There were 60 households, out of which 16.7% had children under the age of 18 living with them, 55.0% were married couples living together, and 40.0% were non-families. 33.3% of all households were made up of individuals, and 16.7% had someone living alone who was 65 years of age or older. The average household size was 2.13 and the average family size was 2.61.

In the township the population was spread out, with 18.8% under the age of 18, 2.3% from 18 to 24, 25.0% from 25 to 44, 32.0% from 45 to 64, and 21.9% who were 65 years of age or older. The median age was 48 years. For every 100 females, there were 106.5 males. For every 100 females age 18 and over, there were 121.3 males.

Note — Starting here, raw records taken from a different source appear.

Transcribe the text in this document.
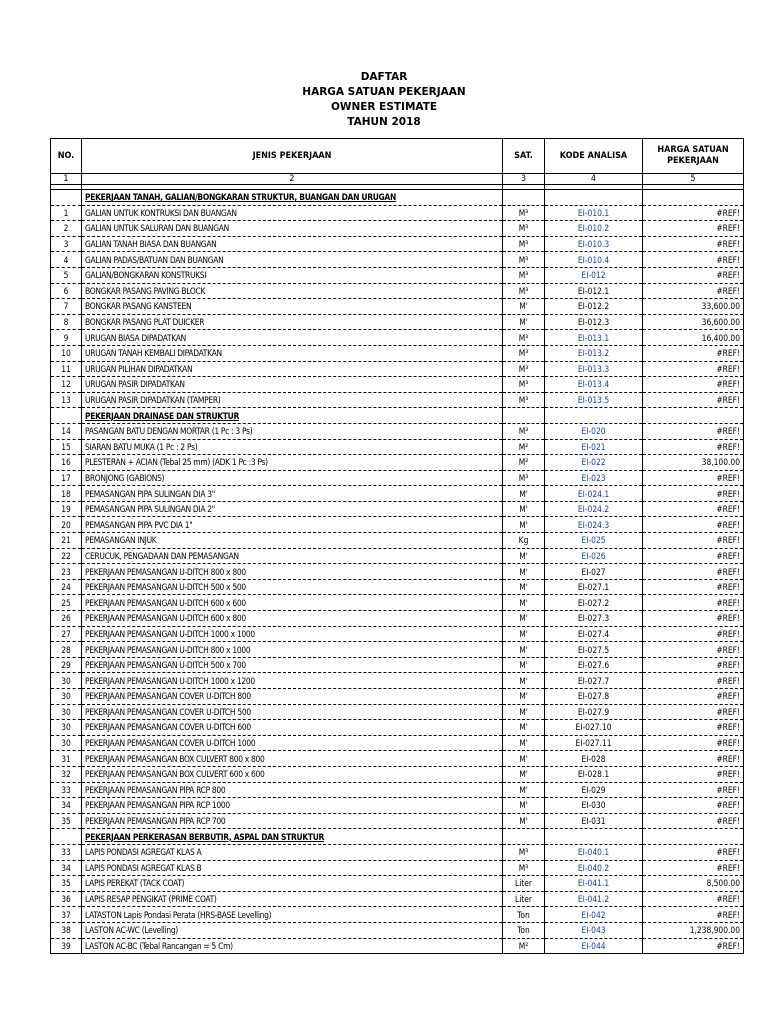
DAFTAR
HARGA SATUAN PEKERJAAN
OWNER ESTIMATE
TAHUN 2018
NO.	JENIS PEKERJAAN	SAT.	KODE ANALISA	HARGA SATUAN PEKERJAAN
1	2	3	4	5

	PEKERJAAN TANAH, GALIAN/BONGKARAN STRUKTUR, BUANGAN DAN URUGAN			
1	GALIAN UNTUK KONTRUKSI DAN BUANGAN	M³	EI-010.1	#REF!
2	GALIAN UNTUK SALURAN DAN BUANGAN	M³	EI-010.2	#REF!
3	GALIAN TANAH BIASA DAN BUANGAN	M³	EI-010.3	#REF!
4	GALIAN PADAS/BATUAN DAN BUANGAN	M³	EI-010.4	#REF!
5	GALIAN/BONGKARAN KONSTRUKSI	M³	EI-012	#REF!
6	BONGKAR PASANG PAVING BLOCK	M³	EI-012.1	#REF!
7	BONGKAR PASANG KANSTEEN	M'	EI-012.2	33,600.00
8	BONGKAR PASANG PLAT DUICKER	M'	EI-012.3	36,600.00
9	URUGAN BIASA DIPADATKAN	M³	EI-013.1	16,400.00
10	URUGAN TANAH KEMBALI DIPADATKAN	M³	EI-013.2	#REF!
11	URUGAN PILIHAN DIPADATKAN	M³	EI-013.3	#REF!
12	URUGAN PASIR DIPADATKAN	M³	EI-013.4	#REF!
13	URUGAN PASIR DIPADATKAN (TAMPER)	M³	EI-013.5	#REF!
	PEKERJAAN DRAINASE DAN STRUKTUR			
14	PASANGAN BATU DENGAN MORTAR (1 Pc : 3 Ps)	M³	EI-020	#REF!
15	SIARAN BATU MUKA (1 Pc : 2 Ps)	M²	EI-021	#REF!
16	PLESTERAN + ACIAN (Tebal 25 mm) (ADK 1 Pc :3 Ps)	M²	EI-022	38,100.00
17	BRONJONG (GABIONS)	M³	EI-023	#REF!
18	PEMASANGAN PIPA SULINGAN DIA 3"	M'	EI-024.1	#REF!
19	PEMASANGAN PIPA SULINGAN DIA 2"	M'	EI-024.2	#REF!
20	PEMASANGAN PIPA PVC DIA 1"	M'	EI-024.3	#REF!
21	PEMASANGAN INJUK	Kg	EI-025	#REF!
22	CERUCUK, PENGADAAN DAN PEMASANGAN	M'	EI-026	#REF!
23	PEKERJAAN PEMASANGAN U-DITCH 800 x 800	M'	EI-027	#REF!
24	PEKERJAAN PEMASANGAN U-DITCH 500 x 500	M'	EI-027.1	#REF!
25	PEKERJAAN PEMASANGAN U-DITCH 600 x 600	M'	EI-027.2	#REF!
26	PEKERJAAN PEMASANGAN U-DITCH 600 x 800	M'	EI-027.3	#REF!
27	PEKERJAAN PEMASANGAN U-DITCH 1000 x 1000	M'	EI-027.4	#REF!
28	PEKERJAAN PEMASANGAN U-DITCH 800 x 1000	M'	EI-027.5	#REF!
29	PEKERJAAN PEMASANGAN U-DITCH 500 x 700	M'	EI-027.6	#REF!
30	PEKERJAAN PEMASANGAN U-DITCH 1000 x 1200	M'	EI-027.7	#REF!
30	PEKERJAAN PEMASANGAN COVER U-DITCH 800	M'	EI-027.8	#REF!
30	PEKERJAAN PEMASANGAN COVER U-DITCH 500	M'	EI-027.9	#REF!
30	PEKERJAAN PEMASANGAN COVER U-DITCH 600	M'	EI-027.10	#REF!
30	PEKERJAAN PEMASANGAN COVER U-DITCH 1000	M'	EI-027.11	#REF!
31	PEKERJAAN PEMASANGAN BOX CULVERT 800 x 800	M'	EI-028	#REF!
32	PEKERJAAN PEMASANGAN BOX CULVERT 600 x 600	M'	EI-028.1	#REF!
33	PEKERJAAN PEMASANGAN PIPA RCP 800	M'	EI-029	#REF!
34	PEKERJAAN PEMASANGAN PIPA RCP 1000	M'	EI-030	#REF!
35	PEKERJAAN PEMASANGAN PIPA RCP 700	M'	EI-031	#REF!
	PEKERJAAN PERKERASAN BERBUTIR, ASPAL DAN STRUKTUR			
33	LAPIS PONDASI AGREGAT KLAS A	M³	EI-040.1	#REF!
34	LAPIS PONDASI AGREGAT KLAS B	M³	EI-040.2	#REF!
35	LAPIS PEREKAT (TACK COAT)	Liter	EI-041.1	8,500.00
36	LAPIS RESAP PENGIKAT (PRIME COAT)	Liter	EI-041.2	#REF!
37	LATASTON Lapis Pondasi Perata (HRS-BASE Levelling)	Ton	EI-042	#REF!
38	LASTON AC-WC (Levelling)	Ton	EI-043	1,238,900.00
39	LASTON AC-BC (Tebal Rancangan = 5 Cm)	M²	EI-044	#REF!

The median income for a household in the township was $27,500, and the median income for a family was $36,750. Males had a median income of $29,643 versus $18,958 for females. The per capita income for the township was $15,553. There were 12.2% of families and 15.6% of the population living below the poverty line, including no under eighteens and 33.3% of those over 64.

==Communities and locations==
- Fall Brook - A ghost town within the Tioga State Forest in the southwest part of the township.
- Tioga State Forest - Much of Ward Township's area is the Tioga State Forest.